一种脑电棘波的处理识别方法及装置与流程

文档序号:17727045发布日期:2019-05-22 02:35阅读:557来源:国知局
一种脑电棘波的处理识别方法及装置与流程

本发明属于脑电识别技术领域,具体涉及一种脑电棘波的处理识别方法及装置。



背景技术:

癫痫是大脑神经元突发性异常放电,导致短暂的大脑功能障碍的一种慢性疾病,癫痫发作的典型特征是神经元群体产生异常同步的动作电位。

棘波是癫痫样放电的主要特征波形,持续时间20-70ms,主要成分为负相,具有陡峭的波形,波幅多变,典型棘波上升支陡峭,下降支稍缓坡度。棘波多为病理性波。

棘波的识别可以帮助医务人员对癫痫做出辅助诊断,并进一步分型和制定相应的治疗方案,在临床实践中对棘波的识别主要依靠人工进行,其效率较低,难以大规模分析,同时,由于人的主观因数影响,不同人员对同一数据的判断也可能存在差异,致使棘波的识别结果严重依赖于识别人员的经验。

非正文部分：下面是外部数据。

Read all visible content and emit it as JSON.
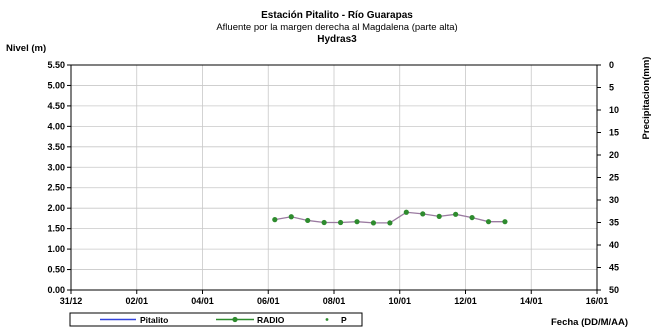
{
  "chart_data": {
    "type": "line",
    "title_lines": [
      "Estación Pitalito - Río Guarapas",
      "Afluente por la margen derecha al Magdalena (parte alta)",
      "Hydras3"
    ],
    "ylabel": "Nivel (m)",
    "y2label": "Precipitacion(mm)",
    "xlabel": "Fecha (DD/M/AA)",
    "ylim": [
      0,
      5.5
    ],
    "y2lim": [
      0,
      50
    ],
    "y2_reversed": true,
    "yticks": [
      "0.00",
      "0.50",
      "1.00",
      "1.50",
      "2.00",
      "2.50",
      "3.00",
      "3.50",
      "4.00",
      "4.50",
      "5.00",
      "5.50"
    ],
    "y2ticks": [
      "0",
      "5",
      "10",
      "15",
      "20",
      "25",
      "30",
      "35",
      "40",
      "45",
      "50"
    ],
    "xticks": [
      "31/12",
      "02/01",
      "04/01",
      "06/01",
      "08/01",
      "10/01",
      "12/01",
      "14/01",
      "16/01"
    ],
    "grid": true,
    "legend_placement": "bottom",
    "series": [
      {
        "name": "Pitalito",
        "color": "#3344dd",
        "marker": "none",
        "x": [],
        "values": []
      },
      {
        "name": "RADIO",
        "color": "#2e8b2e",
        "line_color": "#9a7aa0",
        "marker": "circle",
        "x": [
          6.2,
          6.7,
          7.2,
          7.7,
          8.2,
          8.7,
          9.2,
          9.7,
          10.2,
          10.7,
          11.2,
          11.7,
          12.2,
          12.7,
          13.2
        ],
        "values": [
          1.72,
          1.79,
          1.7,
          1.65,
          1.65,
          1.67,
          1.64,
          1.64,
          1.9,
          1.86,
          1.8,
          1.85,
          1.77,
          1.67,
          1.67
        ]
      },
      {
        "name": "P",
        "color": "#2e8b2e",
        "marker": "dot",
        "x": [],
        "values": []
      }
    ]
  }
}
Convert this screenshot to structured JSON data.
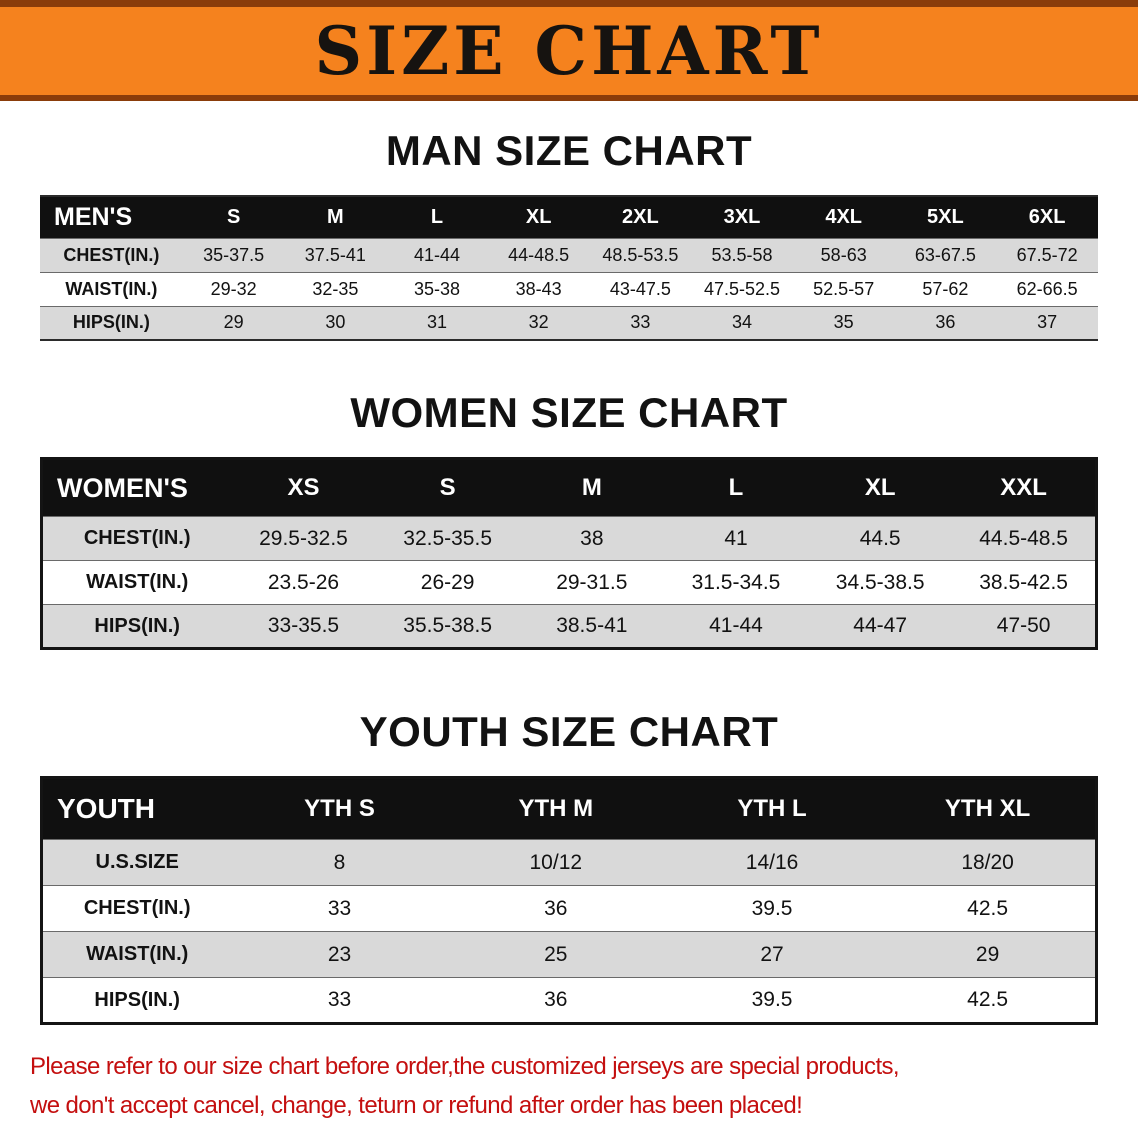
{
  "banner": {
    "title": "SIZE CHART",
    "bg_color": "#F5821E",
    "edge_color": "#8a3c0a",
    "text_color": "#161310"
  },
  "colors": {
    "table_header_bg": "#101010",
    "table_row_alt_bg": "#D9D9D9",
    "disclaimer_text": "#C40F0F"
  },
  "sections": [
    {
      "heading": "MAN SIZE CHART",
      "table": {
        "label": "MEN'S",
        "columns": [
          "S",
          "M",
          "L",
          "XL",
          "2XL",
          "3XL",
          "4XL",
          "5XL",
          "6XL"
        ],
        "rows": [
          {
            "label": "CHEST(IN.)",
            "values": [
              "35-37.5",
              "37.5-41",
              "41-44",
              "44-48.5",
              "48.5-53.5",
              "53.5-58",
              "58-63",
              "63-67.5",
              "67.5-72"
            ]
          },
          {
            "label": "WAIST(IN.)",
            "values": [
              "29-32",
              "32-35",
              "35-38",
              "38-43",
              "43-47.5",
              "47.5-52.5",
              "52.5-57",
              "57-62",
              "62-66.5"
            ]
          },
          {
            "label": "HIPS(IN.)",
            "values": [
              "29",
              "30",
              "31",
              "32",
              "33",
              "34",
              "35",
              "36",
              "37"
            ]
          }
        ]
      }
    },
    {
      "heading": "WOMEN SIZE CHART",
      "table": {
        "label": "WOMEN'S",
        "columns": [
          "XS",
          "S",
          "M",
          "L",
          "XL",
          "XXL"
        ],
        "rows": [
          {
            "label": "CHEST(IN.)",
            "values": [
              "29.5-32.5",
              "32.5-35.5",
              "38",
              "41",
              "44.5",
              "44.5-48.5"
            ]
          },
          {
            "label": "WAIST(IN.)",
            "values": [
              "23.5-26",
              "26-29",
              "29-31.5",
              "31.5-34.5",
              "34.5-38.5",
              "38.5-42.5"
            ]
          },
          {
            "label": "HIPS(IN.)",
            "values": [
              "33-35.5",
              "35.5-38.5",
              "38.5-41",
              "41-44",
              "44-47",
              "47-50"
            ]
          }
        ]
      }
    },
    {
      "heading": "YOUTH SIZE CHART",
      "table": {
        "label": "YOUTH",
        "columns": [
          "YTH S",
          "YTH M",
          "YTH L",
          "YTH XL"
        ],
        "rows": [
          {
            "label": "U.S.SIZE",
            "values": [
              "8",
              "10/12",
              "14/16",
              "18/20"
            ]
          },
          {
            "label": "CHEST(IN.)",
            "values": [
              "33",
              "36",
              "39.5",
              "42.5"
            ]
          },
          {
            "label": "WAIST(IN.)",
            "values": [
              "23",
              "25",
              "27",
              "29"
            ]
          },
          {
            "label": "HIPS(IN.)",
            "values": [
              "33",
              "36",
              "39.5",
              "42.5"
            ]
          }
        ]
      }
    }
  ],
  "disclaimer": {
    "line1": "Please refer to our size chart before order,the customized jerseys are special products,",
    "line2": "we don't accept cancel, change, teturn or refund after order has been placed!"
  }
}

目前,棘波的识别方法主要是阈值法,其主要记录幅值大的负相尖波,可以和其他幅值小的信号分开,但阈值法抗干扰性较弱,容易产生误差,致使棘波的识别结果准确度差。



技术实现要素:

本发明的一个目的在于提供一种脑电棘波的处理识别方法,所述方法具有抗干扰能力强,处理识别效率高,识别结果准确,识别结果对人员的依赖弱等优点。

为了实现上述目的,本发明的技术方案如下:

一种脑电棘波的处理识别方法,包括如下步骤:

s1.对所需处理识别的脑电数据进行滤波处理,得到所需频率带;

s2.采用斜率法识别疑似棘波;

s3.去除相邻疑似棘波;

s4.去除小于阈值的疑似棘波。

进一步的,s1中采用理想带通数字滤波器对脑电数据进行滤波处理。

进一步的,s2中疑似棘波的识别包括正向棘波识别和负向棘波识别;所述负向棘波的识别公式为:

x(i)-x(i-n)>k(t)&&x(i+n)-x(i)<k(t);

所述正向棘波的识别公式为:

x(i)-x(i-n)<k(t)&&x(i+n)-x(i)>k(t);

其中,k(t)=ki*(ti-t(i-n));x(i)表示第i时刻点的幅值;ki表示第i时刻点与i-n时刻点之间的斜率;ti-t(i-n)表示第i时刻点与i-n时刻点之间的间隔时间;k(t)表示第i时刻点与i-n时刻点之间的斜率与两点间隔时间的乘积;‘&&’表示第i时刻点需要同时满足前后两个公式。

进一步的,s3中去除相邻疑似棘波的方法为:

当l(i)-l(i-1)<t时,去除幅值小的疑似棘波;

其中,l(i)-l(i-1)表示相邻疑似棘波点的时间间隔;t表示棘波持续时间的阈值。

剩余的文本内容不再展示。